In the event that surgery is not possible, it may be possible to reduce the size of the tumor or slow down its development with other treatments. If there is just a single tumor or only a few of them, local treatments, such as thermal ablation, may sometimes come into question. In this treatment, a needle-like probe is guided into the middle of the tumor. It transmits radiofrequency radiation that briefly heats the area of the tumor to a high temperature, destroying both sick and healthy cells.
In TACE therapy (transcatheter arterial chemoembolisation), chemotherapeutic agents are injected directly into the arteries that vascularise the liver tumor. At the same time, vessels supplying the tumor with blood are blocked with an embolising agent. In some rare cases, TACE therapy may decrease the size of the tumor so much that it can actually be operated on.

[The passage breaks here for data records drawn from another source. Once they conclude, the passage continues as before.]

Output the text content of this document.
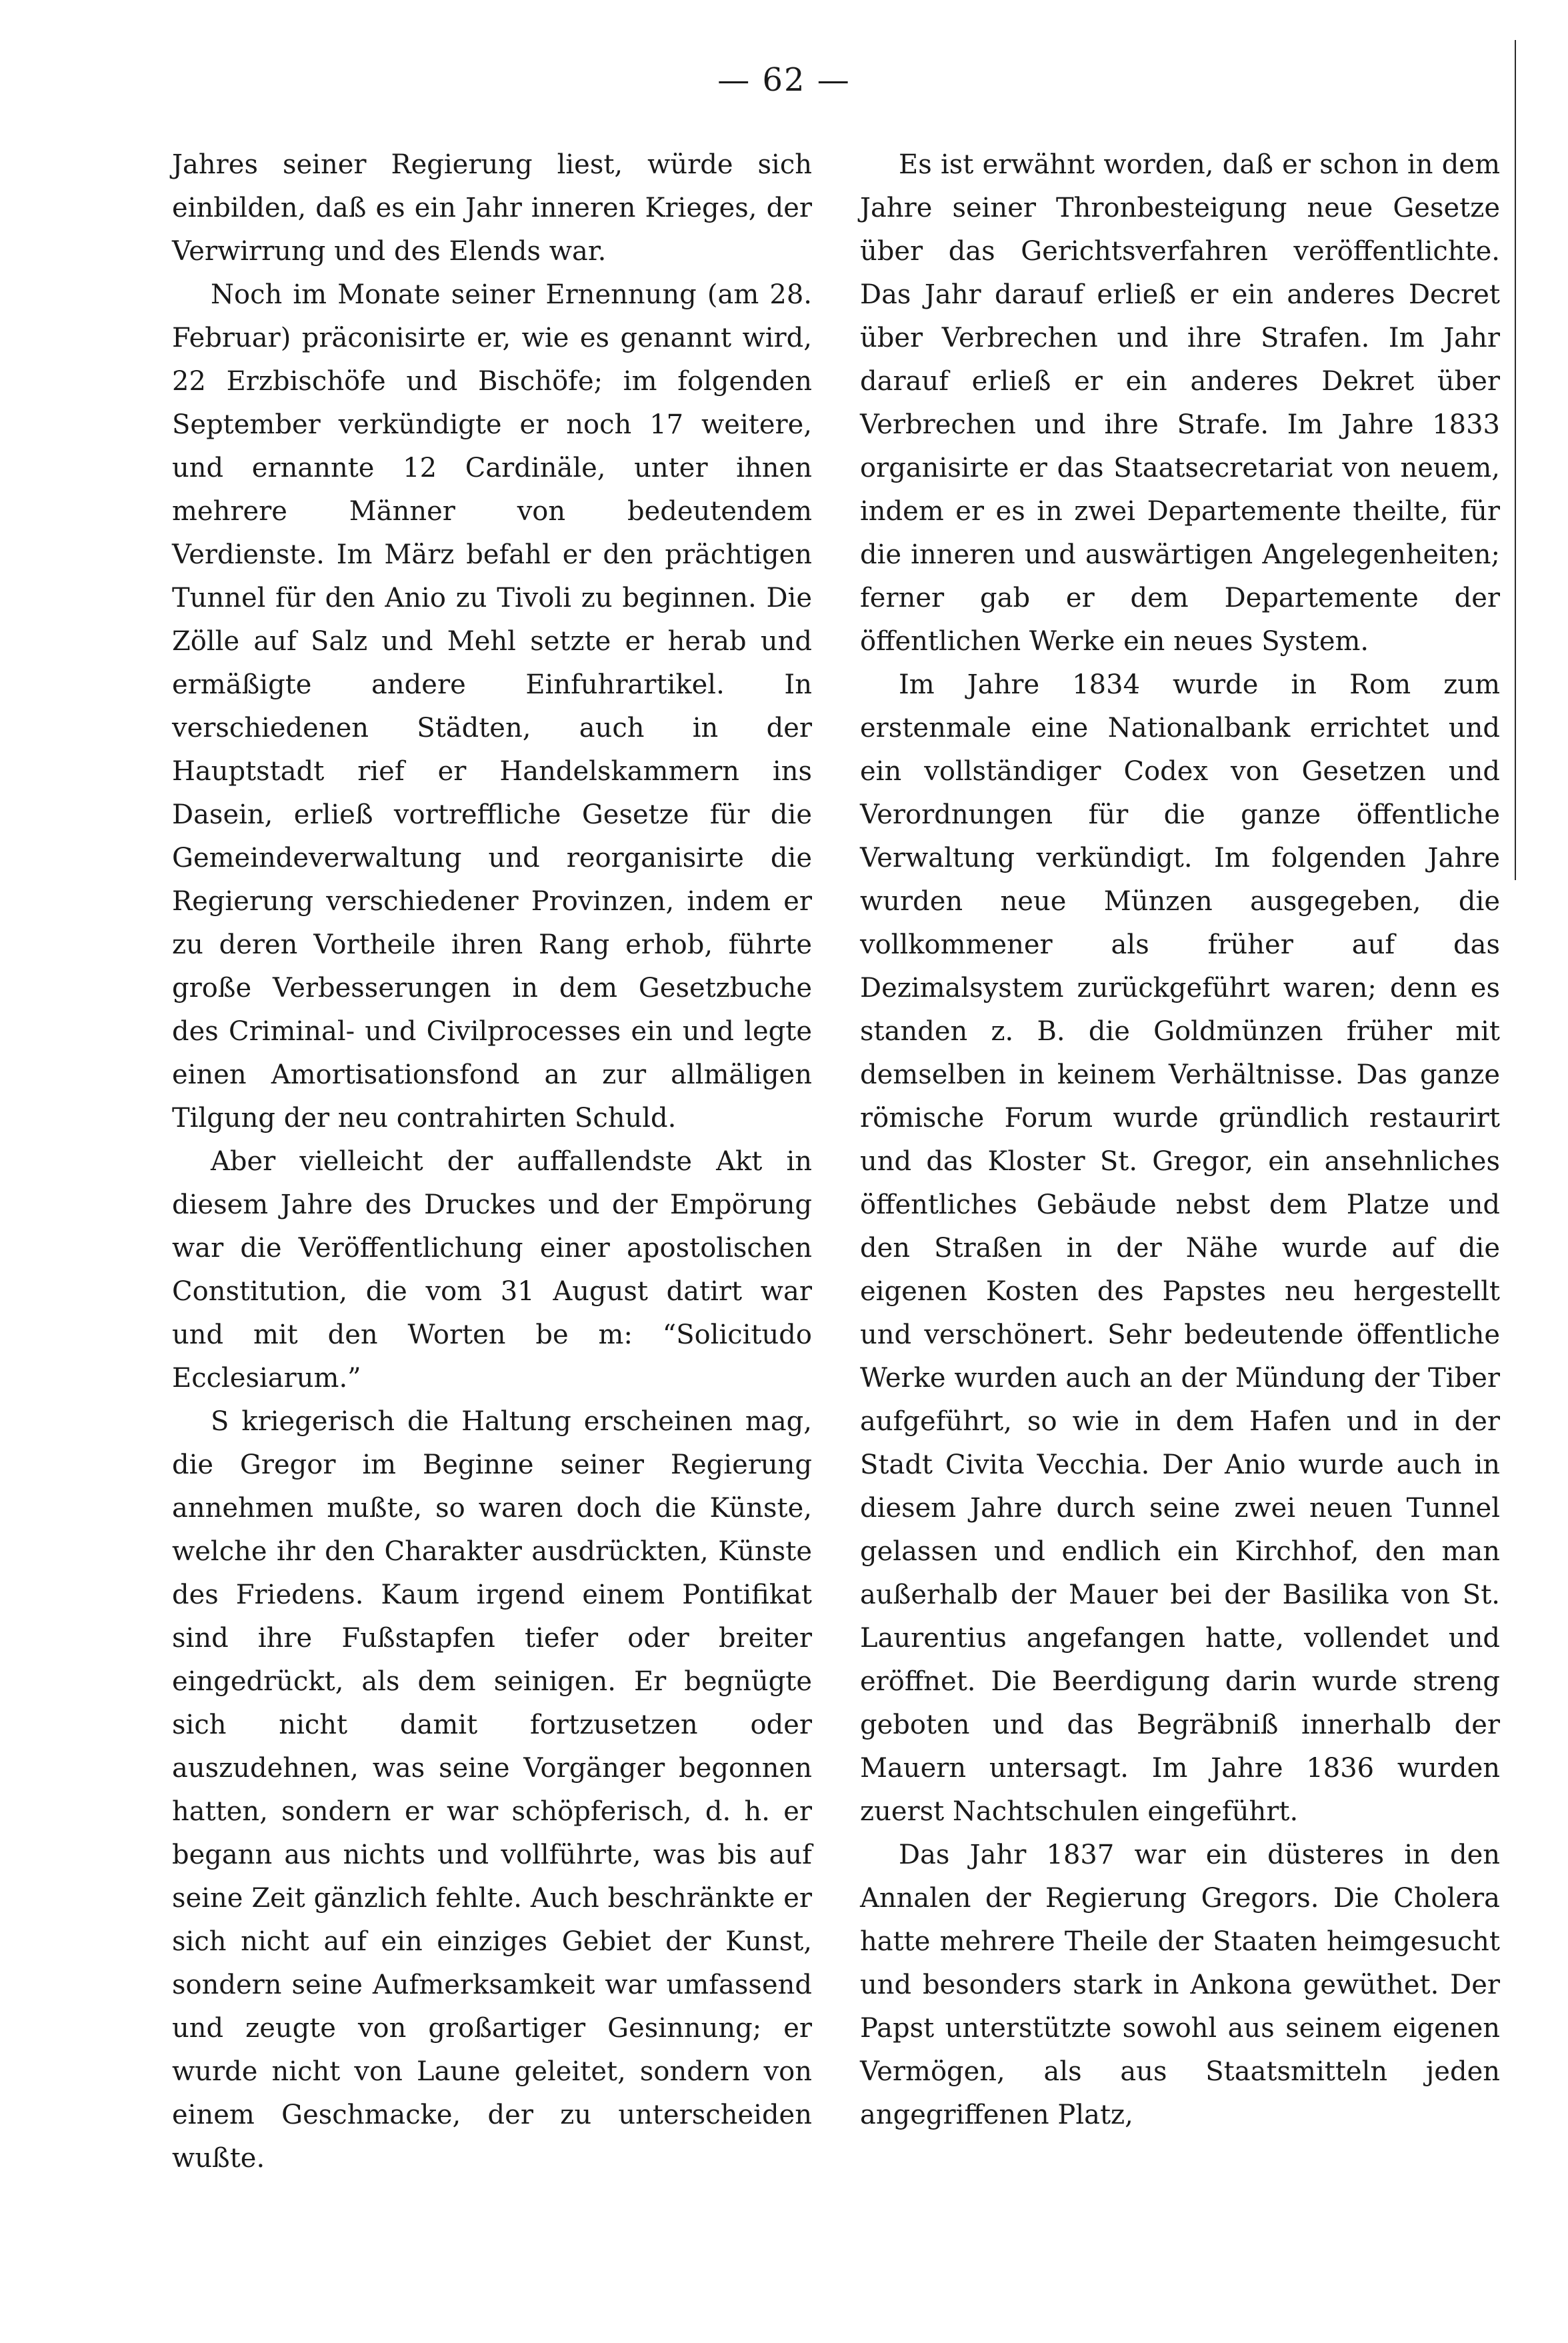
— 62 —

Jahres seiner Regierung liest, würde sich einbilden, daß es ein Jahr inneren Krieges, der Verwirrung und des Elends war.

Noch im Monate seiner Ernennung (am 28. Februar) präconisirte er, wie es genannt wird, 22 Erzbischöfe und Bischöfe; im folgenden September verkündigte er noch 17 weitere, und ernannte 12 Cardinäle, unter ihnen mehrere Männer von bedeutendem Verdienste. Im März befahl er den prächtigen Tunnel für den Anio zu Tivoli zu beginnen. Die Zölle auf Salz und Mehl setzte er herab und ermäßigte andere Einfuhrartikel. In verschiedenen Städten, auch in der Hauptstadt rief er Handelskammern ins Dasein, erließ vortreffliche Gesetze für die Gemeindeverwaltung und reorganisirte die Regierung verschiedener Provinzen, indem er zu deren Vortheile ihren Rang erhob, führte große Verbesserungen in dem Gesetzbuche des Criminal- und Civilprocesses ein und legte einen Amortisationsfond an zur allmäligen Tilgung der neu contrahirten Schuld.

Aber vielleicht der auffallendste Akt in diesem Jahre des Druckes und der Empörung war die Veröffentlichung einer apostolischen Constitution, die vom 31 August datirt war und mit den Worten be m: “Solicitudo Ecclesiarum.”

S kriegerisch die Haltung erscheinen mag, die Gregor im Beginne seiner Regierung annehmen mußte, so waren doch die Künste, welche ihr den Charakter ausdrückten, Künste des Friedens. Kaum irgend einem Pontifikat sind ihre Fußstapfen tiefer oder breiter eingedrückt, als dem seinigen. Er begnügte sich nicht damit fortzusetzen oder auszudehnen, was seine Vorgänger begonnen hatten, sondern er war schöpferisch, d. h. er begann aus nichts und vollführte, was bis auf seine Zeit gänzlich fehlte. Auch beschränkte er sich nicht auf ein einziges Gebiet der Kunst, sondern seine Aufmerksamkeit war umfassend und zeugte von großartiger Gesinnung; er wurde nicht von Laune geleitet, sondern von einem Geschmacke, der zu unterscheiden wußte.

Es ist erwähnt worden, daß er schon in dem Jahre seiner Thronbesteigung neue Gesetze über das Gerichtsverfahren veröffentlichte. Das Jahr darauf erließ er ein anderes Decret über Verbrechen und ihre Strafen. Im Jahr darauf erließ er ein anderes Dekret über Verbrechen und ihre Strafe. Im Jahre 1833 organisirte er das Staatsecretariat von neuem, indem er es in zwei Departemente theilte, für die inneren und auswärtigen Angelegenheiten; ferner gab er dem Departemente der öffentlichen Werke ein neues System.

Im Jahre 1834 wurde in Rom zum erstenmale eine Nationalbank errichtet und ein vollständiger Codex von Gesetzen und Verordnungen für die ganze öffentliche Verwaltung verkündigt. Im folgenden Jahre wurden neue Münzen ausgegeben, die vollkommener als früher auf das Dezimalsystem zurückgeführt waren; denn es standen z. B. die Goldmünzen früher mit demselben in keinem Verhältnisse. Das ganze römische Forum wurde gründlich restaurirt und das Kloster St. Gregor, ein ansehnliches öffentliches Gebäude nebst dem Platze und den Straßen in der Nähe wurde auf die eigenen Kosten des Papstes neu hergestellt und verschönert. Sehr bedeutende öffentliche Werke wurden auch an der Mündung der Tiber aufgeführt, so wie in dem Hafen und in der Stadt Civita Vecchia. Der Anio wurde auch in diesem Jahre durch seine zwei neuen Tunnel gelassen und endlich ein Kirchhof, den man außerhalb der Mauer bei der Basilika von St. Laurentius angefangen hatte, vollendet und eröffnet. Die Beerdigung darin wurde streng geboten und das Begräbniß innerhalb der Mauern untersagt. Im Jahre 1836 wurden zuerst Nachtschulen eingeführt.

Das Jahr 1837 war ein düsteres in den Annalen der Regierung Gregors. Die Cholera hatte mehrere Theile der Staaten heimgesucht und besonders stark in Ankona gewüthet. Der Papst unterstützte sowohl aus seinem eigenen Vermögen, als aus Staatsmitteln jeden angegriffenen Platz,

Sometimes, tiny microspheres of radioactive material may be used that attach to the capillary network of the tumor and radiate, causing an internal radiation therapy effect (SIRT, selective internal radiation therapy).
External radiotherapy is used mainly in cases in which the spreading of the tumor is causing the patient pain. Healthy liver tissue is very easily damaged by radiotherapy, which limits its use.
Sorafenib is a targeted agent and the only pharmacological therapy with a proven survival benefit for patients with HCC. It is used in patients whose cancer is too extensive to be treated with local therapies, such as surgery, thermal ablation or embolisation. Several new pharmacotherapies are currently being studied.
The treatment of HCC requires good co-operation between the hepatic surgery unit and the cancer treatment unit. The standard of hepatic surgery in Finland is very high. Docrates Cancer Center focuses on accurate evaluation of early stage HCC in order to find the best treatment method. Our hospital provides pharmacotherapy for advanced cancer with high professional skill and expertise.